If the radio host who breaks news is right, the radio host gets to take a victory lap. If the radio host who breaks news is wrong, the radio host can say that the radio host was merely passing along what the radio host heard from an otherwise reliable source.

That’s currently relevant because a radio host broke the news this week that, if the Jets lose to the Broncos, New York coach Adam Gase will be fired. (Not could be or may be or would be or should be but will be.) The Jets lost to the Broncos, and Gase wasn’t fired.

But, hey, the radio host was merely passing along what the radio host heard from an otherwise reliable source.

The broader question is whether an in-season coaching change will happen for the Jets, eventually. Look at the schedule. The Jets will be the underdogs in every game they play until their Week 11 bye (Arizona, at Chargers, Bills, at Chiefs, Patriots, at Dolphins). If they lose the next six games and enter the bye at 0-10, what happens?

“I know we’re working to get this thing right,” Gase told reporters after the game when asked to explain what he’d say to fans who want him to be fired now. “I mean, I’m not happy about this. I mean, I know we can play way better than this. I know we can not beat ourselves and do the things we’re doing.”

Gase inherited a horrible roster, one that G.M. Mike Maccagnan was haphazardly building from the outside in, not the inside out. G.M. Joe Douglas has tried to change that in his relative short time on the job. It will take more time to make that happen.

That said, rebuilding doesn’t provide a blank check to be non-competitive. The Panthers are rebuilding, and they’ve played well every week. In the NFL, a rebuilding is more like a remodeling; you’ve got to be able to live in the house while the improvements are happening.

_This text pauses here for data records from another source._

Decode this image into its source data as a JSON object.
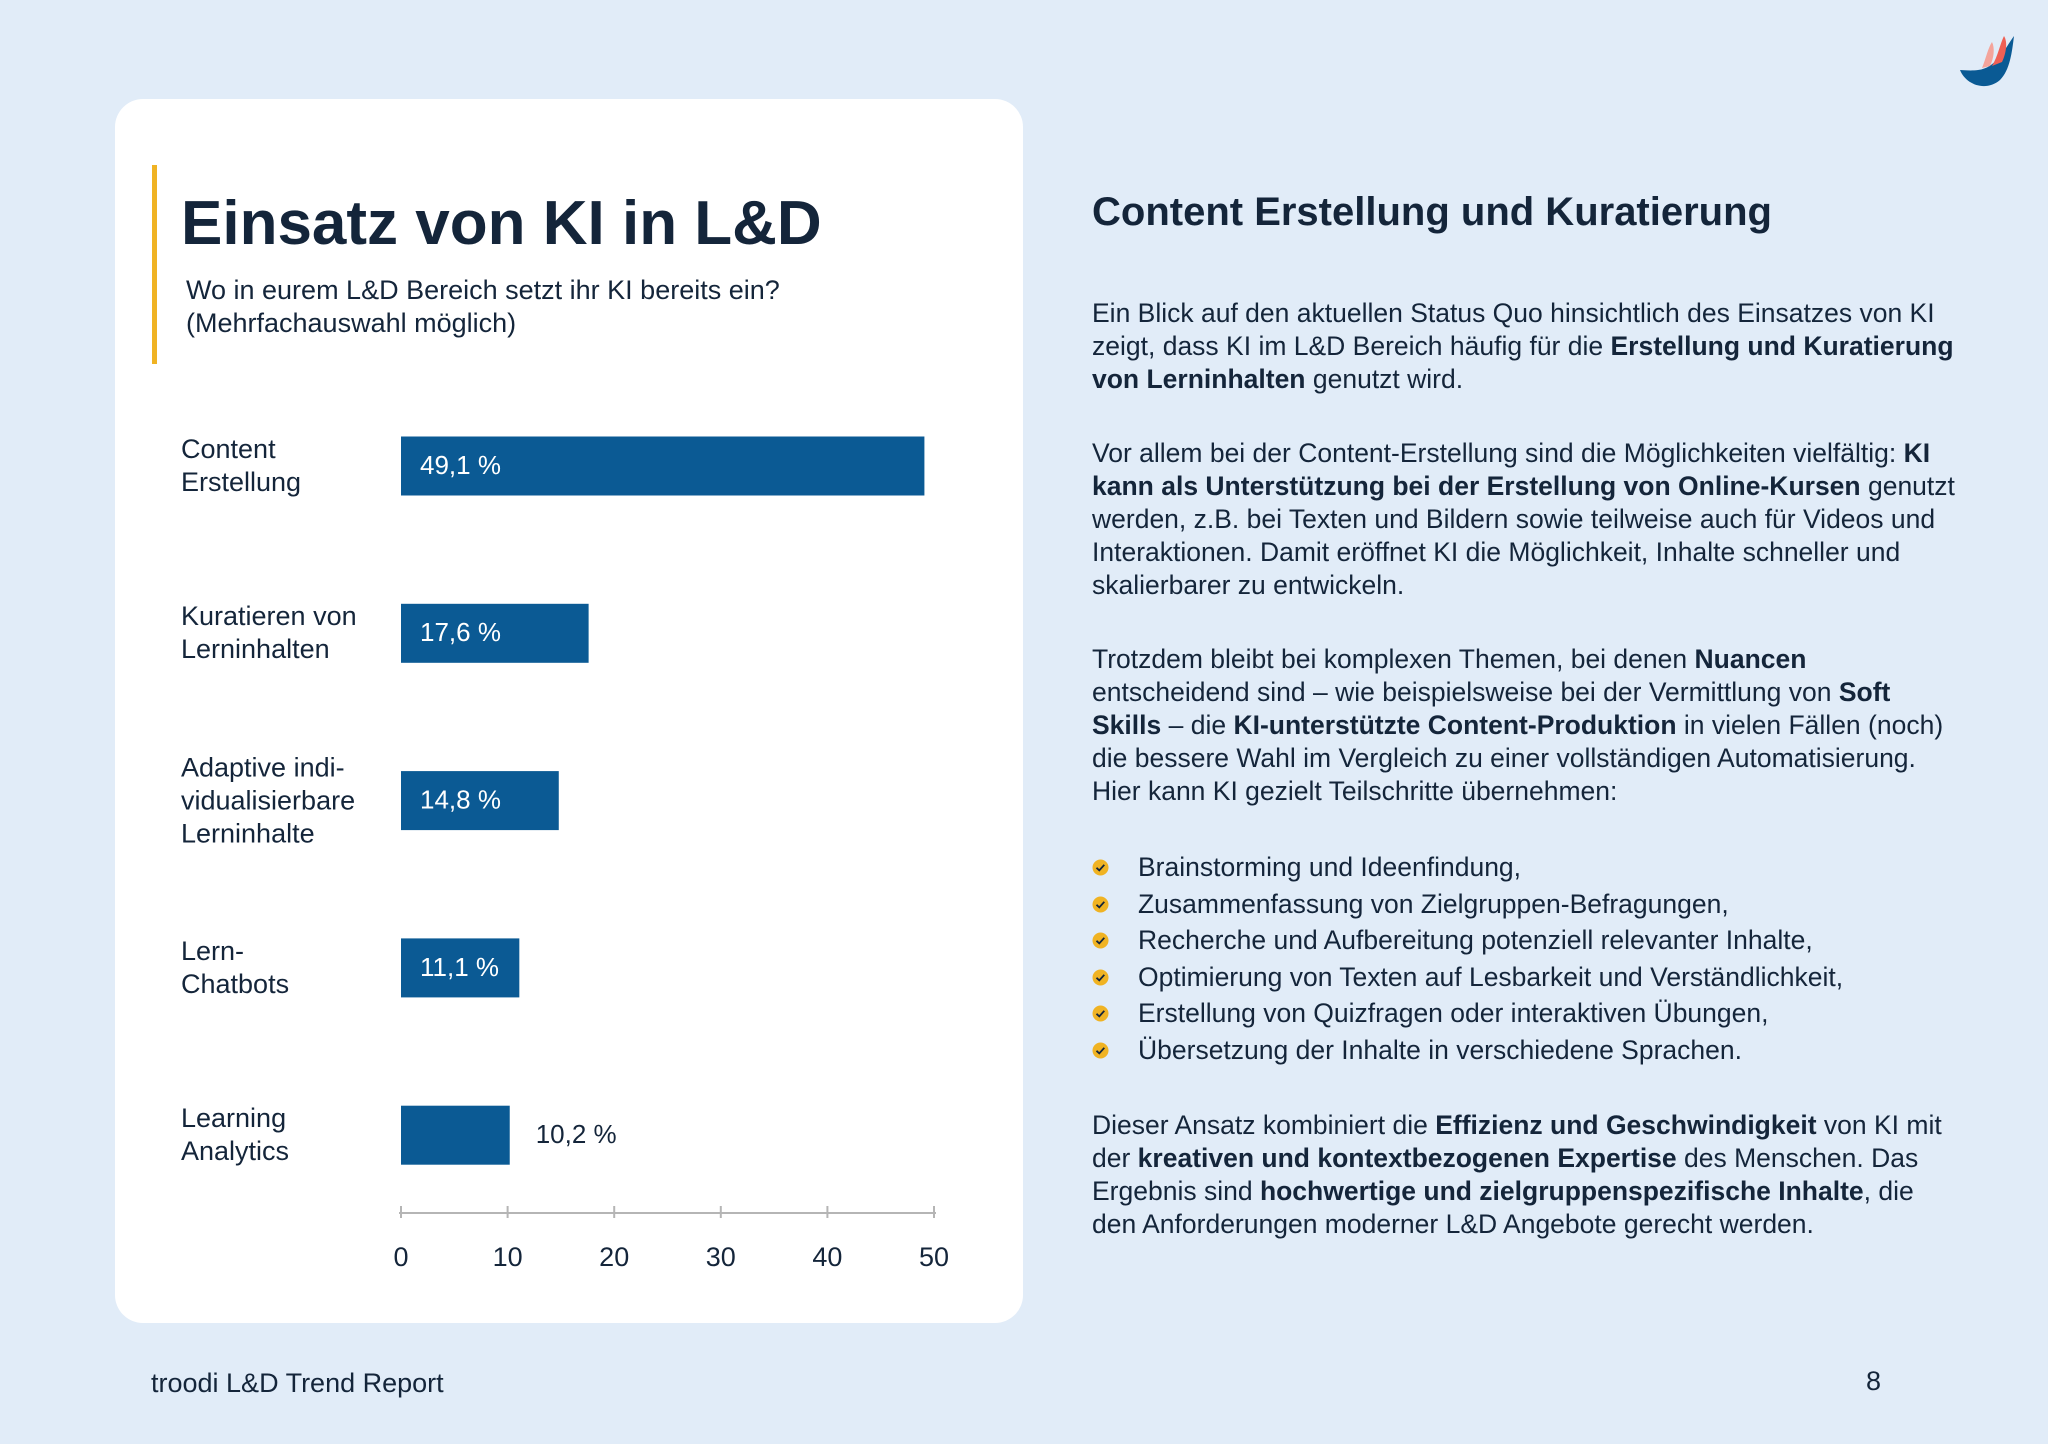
{
  "chart_data": {
    "type": "bar",
    "orientation": "horizontal",
    "title": "Einsatz von KI in L&D",
    "subtitle": "Wo in eurem L&D Bereich setzt ihr KI bereits ein?\n(Mehrfachauswahl möglich)",
    "categories": [
      "Content\nErstellung",
      "Kuratieren von\nLerninhalten",
      "Adaptive indi-\nvidualisierbare\nLerninhalte",
      "Lern-\nChatbots",
      "Learning\nAnalytics"
    ],
    "values": [
      49.1,
      17.6,
      14.8,
      11.1,
      10.2
    ],
    "value_labels": [
      "49,1 %",
      "17,6 %",
      "14,8 %",
      "11,1 %",
      "10,2 %"
    ],
    "color": "#0b5a94",
    "xlim": [
      0,
      50
    ],
    "xticks": [
      0,
      10,
      20,
      30,
      40,
      50
    ]
  },
  "article": {
    "heading": "Content Erstellung und Kuratierung",
    "paragraphs": [
      [
        "Ein Blick auf den aktuellen Status Quo hinsichtlich des Einsatzes von KI zeigt, dass KI im L&D Bereich häufig für die ",
        "Erstellung und Kuratierung von Lerninhalten",
        " genutzt wird."
      ],
      [
        "Vor allem bei der Content-Erstellung sind die Möglichkeiten vielfältig: ",
        "KI kann als Unterstützung bei der Erstellung von Online-Kursen",
        " genutzt werden, z.B. bei Texten und Bildern sowie teilweise auch für Videos und Interaktionen. Damit eröffnet KI die Möglichkeit, Inhalte schneller und skalierbarer zu entwickeln."
      ],
      [
        "Trotzdem bleibt bei komplexen Themen, bei denen ",
        "Nuancen",
        " entscheidend sind – wie beispielsweise bei der Vermittlung von ",
        "Soft Skills",
        " – die ",
        "KI-unterstützte Content-Produktion",
        " in vielen Fällen (noch) die bessere Wahl im Vergleich zu einer vollständigen Automatisierung. Hier kann KI gezielt Teilschritte übernehmen:"
      ]
    ],
    "bullets": [
      "Brainstorming und Ideenfindung,",
      "Zusammenfassung von Zielgruppen-Befragungen,",
      "Recherche und Aufbereitung potenziell relevanter Inhalte,",
      "Optimierung von Texten auf Lesbarkeit und Verständlichkeit,",
      "Erstellung von Quizfragen oder interaktiven Übungen,",
      "Übersetzung der Inhalte in verschiedene Sprachen."
    ],
    "closing": [
      "Dieser Ansatz kombiniert die ",
      "Effizienz und Geschwindigkeit",
      " von KI mit der ",
      "kreativen und kontextbezogenen Expertise",
      " des Menschen. Das Ergebnis sind ",
      "hochwertige und zielgruppenspezifische Inhalte",
      ", die den Anforderungen moderner L&D Angebote gerecht werden."
    ]
  },
  "footer": {
    "report": "troodi L&D Trend Report",
    "page": "8"
  }
}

Currently, the Jets’ house is uninhabitable. At some point, that won’t be sustainable. Whether it’s at the bye week or at the end of the season, something better than what the Jets have done needs to happen over the course of the next 12 games or the Jets could be changing contractors for a remodeling project that could result in owner Woody Johnson returning from the United Kingdom and plunging a detonator on the entire structure.